The few examples of transfer from plants to bacteria indicated by DNA sequence comparisons and
the lack of experimental confirmation suggest that the frequency of evolutionary successful gene
transfer from plants to bacteria is extremely low. However this inference is based on a small number
of experimental studies and indications in the scientific literature.
Detection of horizontal gene transfer events is difficult due to the limitations of the techniques
available. Unequivocal proof requires isolation of the putative transformed bacteria for thorough
genetic characterisation.
The rate of gene transfer from plants to bacteria is insignificant compared to gene transfer between
micro-organisms. Almost any type of bacterium has the potential to transfer DNA to any other type
of bacterium if it contains a broad host range gene transfer element.
Antibiotic resistance genes and human health
The presence of the antibiotic resistance gene by itself is not associated with any adverse health
effects.
There is in vitro evidence that free DNA in human saliva is capable of transforming a naturally
competent human oral bacterium (Mercer et al, 1999). Since the regions preceding the stomach are
likely to have the highest concentrations of intact DNA entering with the diet further research is
needed to establish whether transformation of oral bacteria occurs at significant frequencies in vivo.
Although most ingested DNA is likely to be degraded and diluted in the human gastro-intestinal
tract, natural transformation of gut epithelial cells or micro-organisms cannot be completely ruled
out.
Research in mice indicates that DNA can survive digestion and uptake by gut epithelial cells occurs,
however at levels of DNA intake unlikely to be encountered in a normal diet (Schubbert et al, 1997).

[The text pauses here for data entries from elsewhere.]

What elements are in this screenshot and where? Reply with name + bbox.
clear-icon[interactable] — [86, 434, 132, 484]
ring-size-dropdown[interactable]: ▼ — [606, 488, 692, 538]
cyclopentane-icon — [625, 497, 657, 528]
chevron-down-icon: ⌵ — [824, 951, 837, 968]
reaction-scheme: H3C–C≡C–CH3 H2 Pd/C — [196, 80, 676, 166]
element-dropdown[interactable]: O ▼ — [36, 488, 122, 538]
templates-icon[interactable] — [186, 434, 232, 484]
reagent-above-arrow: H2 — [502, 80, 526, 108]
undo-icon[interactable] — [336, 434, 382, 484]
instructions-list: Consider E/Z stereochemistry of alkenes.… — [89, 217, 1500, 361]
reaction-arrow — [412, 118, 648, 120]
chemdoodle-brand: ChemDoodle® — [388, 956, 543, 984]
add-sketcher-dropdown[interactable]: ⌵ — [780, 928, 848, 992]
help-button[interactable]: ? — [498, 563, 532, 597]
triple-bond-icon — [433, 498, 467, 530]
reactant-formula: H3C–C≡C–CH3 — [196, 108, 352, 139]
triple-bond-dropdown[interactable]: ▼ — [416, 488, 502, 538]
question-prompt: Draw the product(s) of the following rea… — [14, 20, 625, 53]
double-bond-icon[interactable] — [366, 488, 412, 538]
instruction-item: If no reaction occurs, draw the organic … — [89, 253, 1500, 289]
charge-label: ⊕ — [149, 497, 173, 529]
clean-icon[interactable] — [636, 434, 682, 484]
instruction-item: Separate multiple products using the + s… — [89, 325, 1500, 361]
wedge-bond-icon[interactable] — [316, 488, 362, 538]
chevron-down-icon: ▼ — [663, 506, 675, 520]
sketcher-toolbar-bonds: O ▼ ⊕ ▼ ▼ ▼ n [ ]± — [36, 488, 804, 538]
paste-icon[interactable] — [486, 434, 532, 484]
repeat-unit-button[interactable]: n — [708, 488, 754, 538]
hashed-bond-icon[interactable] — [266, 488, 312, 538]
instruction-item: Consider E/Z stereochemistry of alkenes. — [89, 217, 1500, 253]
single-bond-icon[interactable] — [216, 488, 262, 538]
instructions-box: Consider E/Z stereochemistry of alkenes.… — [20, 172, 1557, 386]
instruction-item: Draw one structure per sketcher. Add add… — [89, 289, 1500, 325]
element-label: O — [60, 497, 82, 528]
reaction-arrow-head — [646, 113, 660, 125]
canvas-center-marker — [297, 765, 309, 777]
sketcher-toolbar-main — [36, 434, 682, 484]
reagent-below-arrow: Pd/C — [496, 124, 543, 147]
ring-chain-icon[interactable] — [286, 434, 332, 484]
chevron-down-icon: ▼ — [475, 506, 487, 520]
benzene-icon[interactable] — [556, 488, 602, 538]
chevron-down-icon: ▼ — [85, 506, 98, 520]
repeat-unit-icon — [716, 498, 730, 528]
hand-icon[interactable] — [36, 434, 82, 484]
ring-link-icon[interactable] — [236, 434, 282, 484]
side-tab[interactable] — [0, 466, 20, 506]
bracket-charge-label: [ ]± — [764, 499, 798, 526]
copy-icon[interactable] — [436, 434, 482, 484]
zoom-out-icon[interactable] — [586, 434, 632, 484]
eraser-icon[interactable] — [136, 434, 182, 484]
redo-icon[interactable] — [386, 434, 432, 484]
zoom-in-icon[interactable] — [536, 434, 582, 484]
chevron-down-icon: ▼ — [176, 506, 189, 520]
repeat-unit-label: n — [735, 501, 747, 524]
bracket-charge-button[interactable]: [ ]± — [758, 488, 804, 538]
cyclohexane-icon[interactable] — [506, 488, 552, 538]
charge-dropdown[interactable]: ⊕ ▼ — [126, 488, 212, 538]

The mechanism of DNA uptake by gut epithelial cells is unknown and its significance is unclear.
If DNA uptake does occur in humans critical factors are the presence of regulatory sequences that
allow gene expression and the presence of selective pressure. Without selective pressure it is highly.......
......blahblahblah.....i can attach that entire pdf to your email if you like. 
i understand that by the act of processing foods...let's take a box of Cheez-Its for example (a common GMO containing food)....clearly bacterias and therefore their DNA would not survive the process of the making of a Cheez-It. so the bacteria itself dies, but where does the DNA litter go? also, GMO food products are being fed to our meat supply, while simultaneously being fed antibiotics or being injected. (actually i think it's strictly in the feed now cuz injections are too expensive) we then, eat that meat, and not always overly well done. to me, it seems like the bacteria or even the DNA litter of said bacteria were to survive it would be here. however, stranger things have happened.